I'm busy with work and have had some stressful days for the past couple weeks, but this is not insurmountable. This too shall pass and all that jazz. lol
"Why would you ruin perfectly good peanuts by adding candy corn? That's like saying hey, I have these awesome nachos, guess I better add some dryer lint." - Nonny
Congratulations on your 25 days, sigir. That's huge. You know you don't have to hang on by your fingernails. AA would give you an entire support system to help you through these first difficult days.
I find that going to AA meetings and meeting some women who understand really helps. My friends in sobriety will understand me, "get" me. Some of my best confidants are women I would have never met, had I not walked through the doors of AA.
Please keep posting here. I'm happy you joined in.
Thanks flex and courtneyloves. I actually looked up meetings this am and have decided to go bc I think it will help me more than solely relying on my dh. He is great but he does not get addiction at all and it does not seem fair to him to expect him to be my sole support. I really appreciate everyone's input.
Post by phoenixrising on Mar 21, 2015 20:01:13 GMT -5
Meh. My doctor changed my antidepressant, so I am waiting to see if that makes a difference, but my depression has been really bad for maybe the last two months. And my binge eating has been pretty constant lately. I am hoping she and I can come up with something else to help with that. Therapy is going well, in that I am actually engaging in therapy instead of pretending that everything is fine, and all of us in the ED group are kind of getting to know each other and settling in, which is good.

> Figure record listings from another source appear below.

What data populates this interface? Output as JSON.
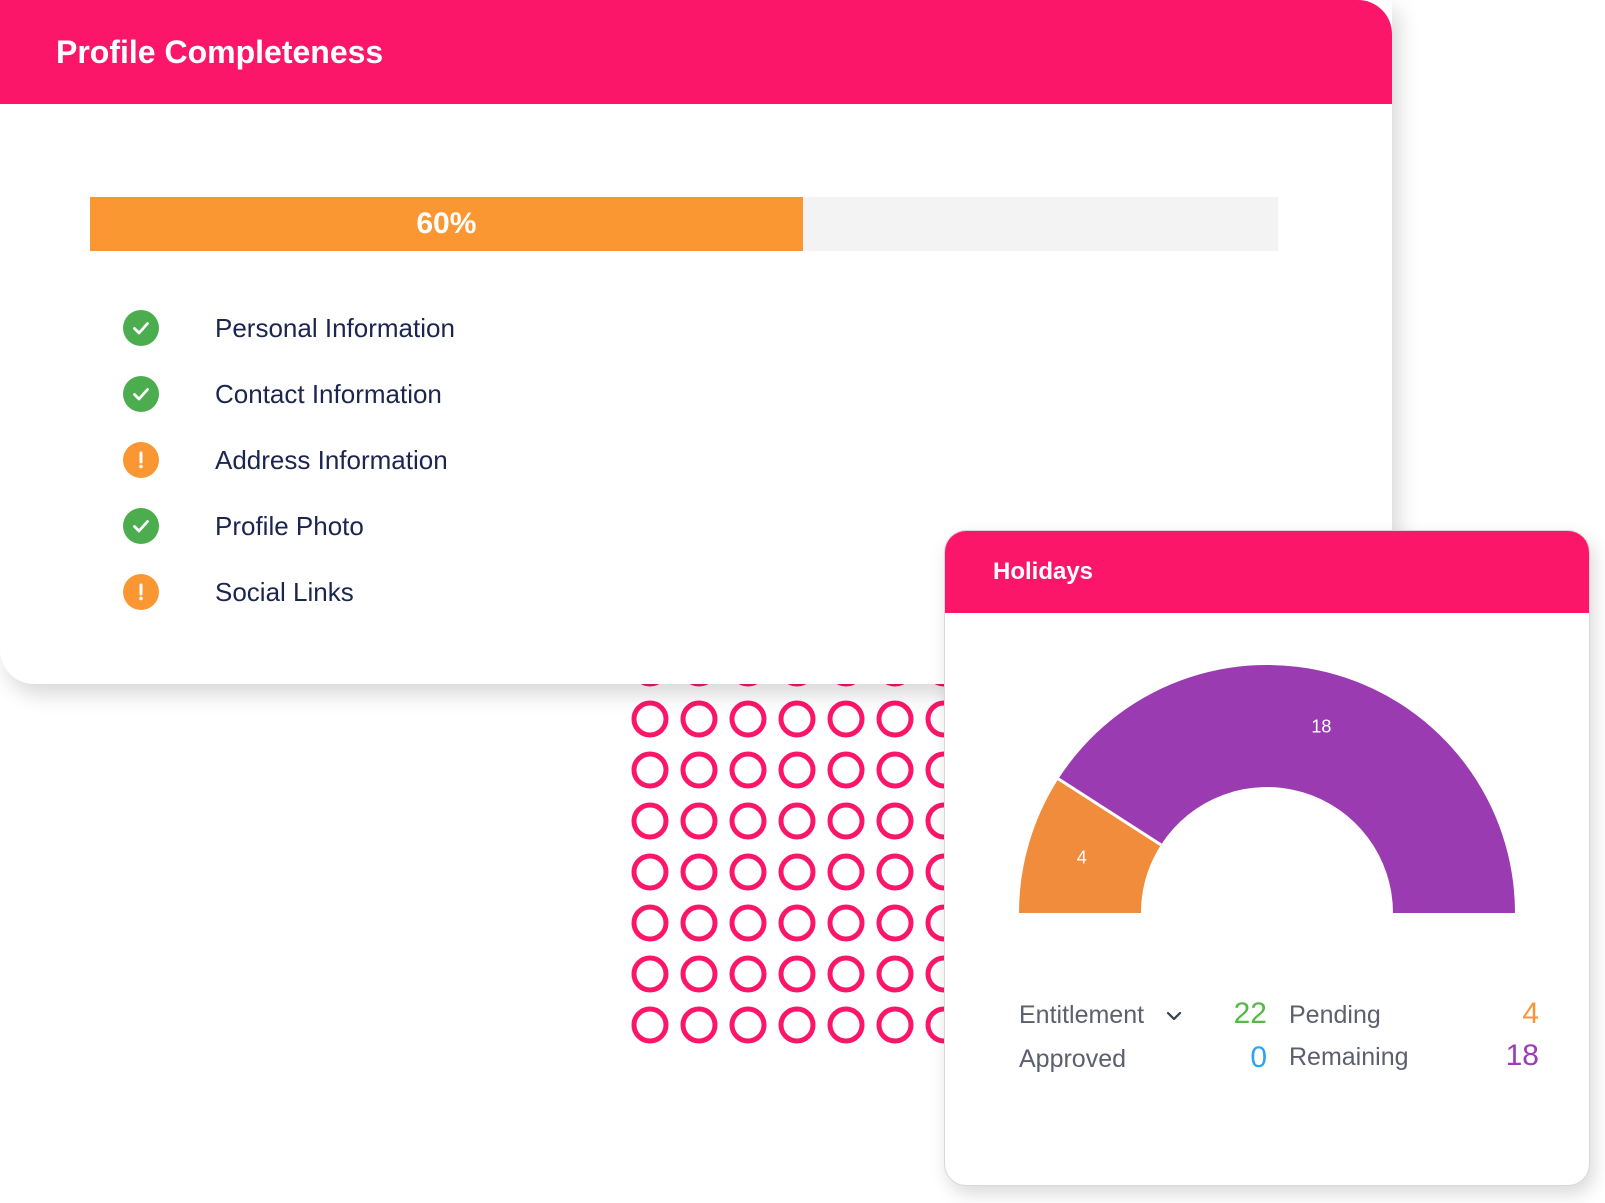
{
  "profile": {
    "title": "Profile Completeness",
    "progress": {
      "percent": 60,
      "label": "60%",
      "fill_color": "#fb9733",
      "track_color": "#f3f3f3"
    },
    "items": [
      {
        "label": "Personal Information",
        "status": "complete",
        "icon": "check-circle-icon"
      },
      {
        "label": "Contact Information",
        "status": "complete",
        "icon": "check-circle-icon"
      },
      {
        "label": "Address Information",
        "status": "warning",
        "icon": "exclamation-circle-icon"
      },
      {
        "label": "Profile Photo",
        "status": "complete",
        "icon": "check-circle-icon"
      },
      {
        "label": "Social Links",
        "status": "warning",
        "icon": "exclamation-circle-icon"
      }
    ]
  },
  "holidays": {
    "title": "Holidays",
    "stats": {
      "entitlement_label": "Entitlement",
      "entitlement_value": "22",
      "pending_label": "Pending",
      "pending_value": "4",
      "approved_label": "Approved",
      "approved_value": "0",
      "remaining_label": "Remaining",
      "remaining_value": "18"
    },
    "colors": {
      "entitlement": "#56b847",
      "pending": "#f6963a",
      "approved": "#2ea3f2",
      "remaining": "#9b3db3"
    }
  },
  "chart_data": {
    "type": "pie",
    "shape": "semi-donut",
    "categories": [
      "Pending",
      "Remaining"
    ],
    "values": [
      4,
      18
    ],
    "colors": [
      "#f18c3c",
      "#9a3bb2"
    ],
    "data_labels": [
      "4",
      "18"
    ]
  },
  "brand": {
    "accent": "#fb166a"
  }
}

I'm doing well. I returned from a week long vacation to Florida late last night. I'm at work today on a few hours' sleep so I'm tired. The getaway was nice. H didn't drink so that was a positive. I stayed on my workout routine. I got shin splints my second day there, so I rented a bike instead and got my workouts in. I'm still working on trying to curb my tendency to overeat. I did OK on vacation, not great, but I didn't gain any weight.